No country should be a dump

01 May 2019 / 19:50 H.

AFTER China took a firm stand last year and refused to accept any more plastic waste, it seems Malaysia became a destination of choice. Now that containers of plastic waste have been found, Energy, Science, Technology, Environment and Climate Change Minister Yeo Bee Yin’s move to curb the problem is a welcome one.

If nations are allowed to dump waste outside their borders, then we’re advancing a very unsustainable lifestyle. Such an arrangement pushes the issue out of the spotlight.

Moving waste between countries is like sweeping up the dust in your room and dumping it elsewhere in the house. Sure, you may not feel its effects as soon, but it eventually will catch up to you because, hey, you live in this house.

This planet is our home, and the real issue is that all of us are building mountains of waste in the only home we have. Out of sight, out of mind is what countries seem to be practising but as the ostrich with its head in the sand has taught us, it doesn’t change the fact that Earth is dying.

It is scary, but what is even more frightening is the careless ignorance many of us still adopt when it comes to climate change. It sets a terrible example for the generations coming after us, and shows how little we care about their future.

I recently had a conversation with some teenagers who were eating packed food in plastic containers. Advising them to wash the containers instead of throwing them away, I warned them of what the future could hold if we don’t buck up. One responded, “Well, we probably won’t be around when that happens, so that’s on them.”

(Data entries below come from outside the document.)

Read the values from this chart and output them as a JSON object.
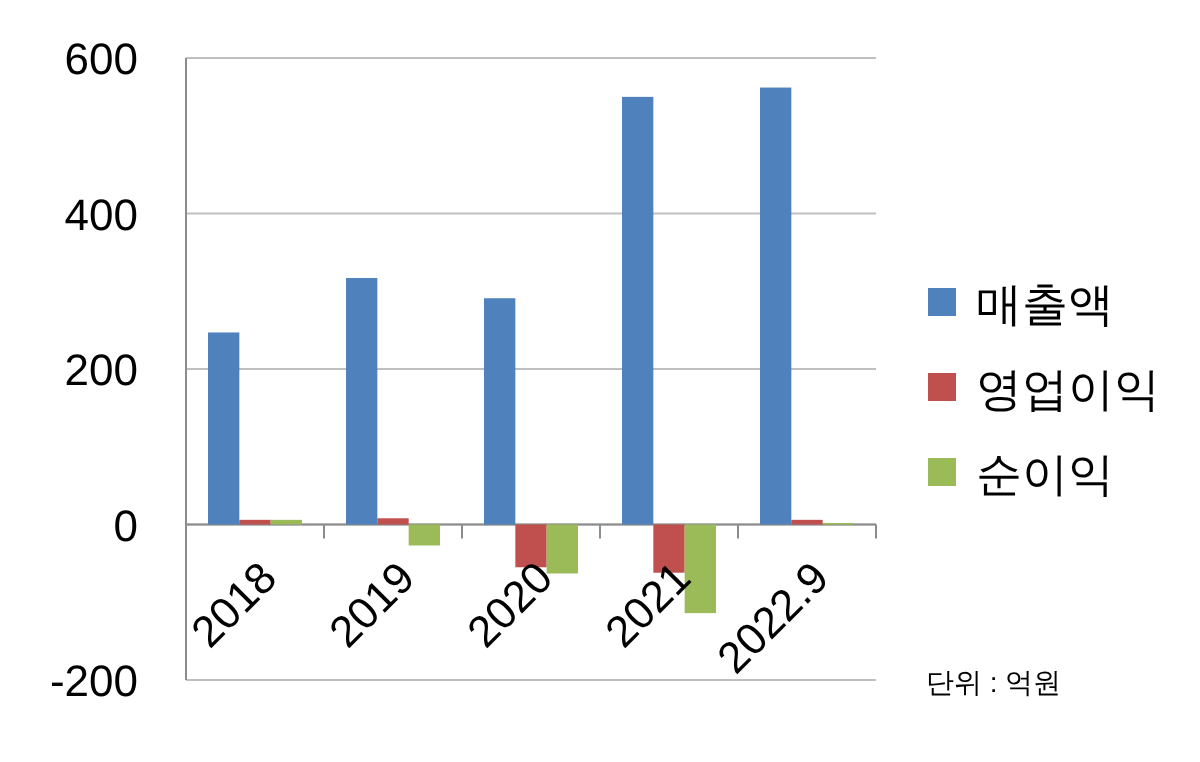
{
  "chart_data": {
    "type": "bar",
    "categories": [
      "2018",
      "2019",
      "2020",
      "2021",
      "2022.9"
    ],
    "series": [
      {
        "name": "매출액",
        "color": "#4f81bd",
        "values": [
          247,
          317,
          291,
          550,
          562
        ]
      },
      {
        "name": "영업이익",
        "color": "#c0504d",
        "values": [
          6,
          8,
          -55,
          -62,
          6
        ]
      },
      {
        "name": "순이익",
        "color": "#9bbb59",
        "values": [
          6,
          -27,
          -63,
          -114,
          2
        ]
      }
    ],
    "ylim": [
      -200,
      600
    ],
    "yticks": [
      -200,
      0,
      200,
      400,
      600
    ],
    "grid": "y",
    "legend": "right",
    "annotations": [
      "단위 : 억원"
    ]
  }
}
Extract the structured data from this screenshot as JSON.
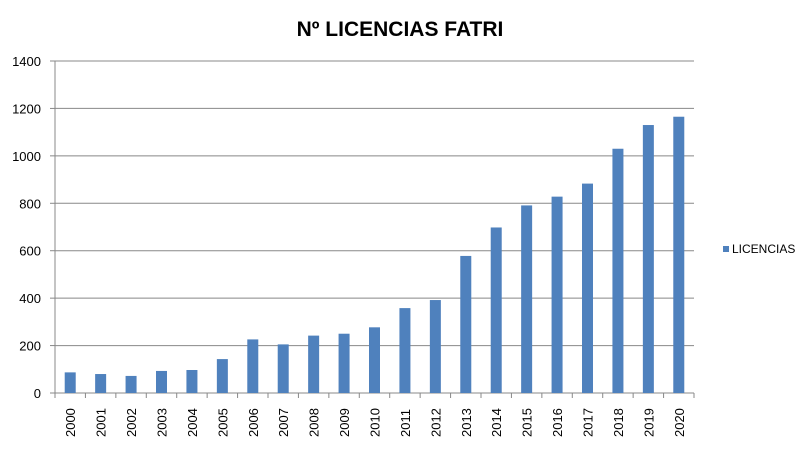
{
  "chart_data": {
    "type": "bar",
    "title": "Nº LICENCIAS FATRI",
    "xlabel": "",
    "ylabel": "",
    "categories": [
      "2000",
      "2001",
      "2002",
      "2003",
      "2004",
      "2005",
      "2006",
      "2007",
      "2008",
      "2009",
      "2010",
      "2011",
      "2012",
      "2013",
      "2014",
      "2015",
      "2016",
      "2017",
      "2018",
      "2019",
      "2020"
    ],
    "series": [
      {
        "name": "LICENCIAS",
        "color": "#4f81bd",
        "values": [
          87,
          80,
          72,
          93,
          97,
          143,
          226,
          205,
          242,
          250,
          277,
          358,
          392,
          578,
          698,
          791,
          828,
          883,
          1030,
          1130,
          1165
        ]
      }
    ],
    "ylim": [
      0,
      1400
    ],
    "yticks": [
      0,
      200,
      400,
      600,
      800,
      1000,
      1200,
      1400
    ],
    "grid": true,
    "legend": "right"
  }
}
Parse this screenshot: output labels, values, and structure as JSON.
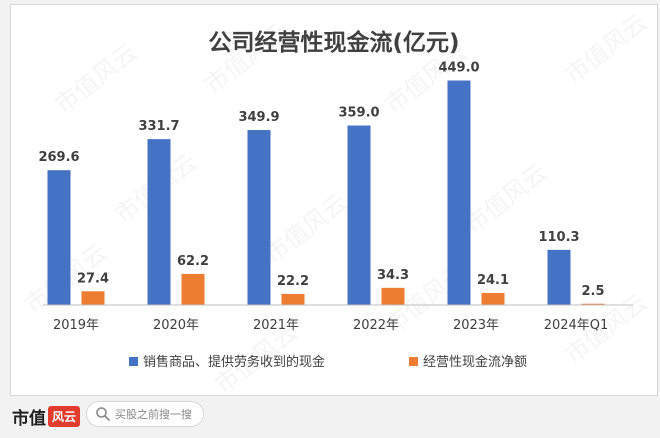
{
  "chart_data": {
    "type": "bar",
    "title": "公司经营性现金流(亿元)",
    "categories": [
      "2019年",
      "2020年",
      "2021年",
      "2022年",
      "2023年",
      "2024年Q1"
    ],
    "series": [
      {
        "name": "销售商品、提供劳务收到的现金",
        "values": [
          269.6,
          331.7,
          349.9,
          359.0,
          449.0,
          110.3
        ],
        "labels": [
          "269.6",
          "331.7",
          "349.9",
          "359.0",
          "449.0",
          "110.3"
        ],
        "color": "#4472c4"
      },
      {
        "name": "经营性现金流净额",
        "values": [
          27.4,
          62.2,
          22.2,
          34.3,
          24.1,
          2.5
        ],
        "labels": [
          "27.4",
          "62.2",
          "22.2",
          "34.3",
          "24.1",
          "2.5"
        ],
        "color": "#ed7d31"
      }
    ],
    "ylim": [
      0,
      500
    ],
    "grid": false,
    "legend_position": "bottom"
  },
  "watermark": "市值风云",
  "footer": {
    "brand_text": "市值",
    "brand_stamp": "风云",
    "search_placeholder": "买股之前搜一搜",
    "search_icon": "search-icon"
  }
}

I felt frustration surge within me for a moment, quickly replaced by pangs of sadness. We have no one to blame but ourselves; that response sums up the attitude so many adults have today. Whether we want to admit it or not, we live in an interconnected world. Our choices will affect the next generation’s reality of life.

It’s therefore a breath of fresh air to see a minister take a sincere interest in the conservation of our planet. Yeo’s passion to address issues surrounding single-use plastics, toxic emissions and plastic waste is a giant step forward, and we can learn from her.

No issue as systemic as this can be solved overnight, but there is a solution. Collective action towards greener policies and lifestyles by corporations, communities and countries gives us a chance. The time window is closing, but we still have hope for our planet’s revival. We can clean our home together.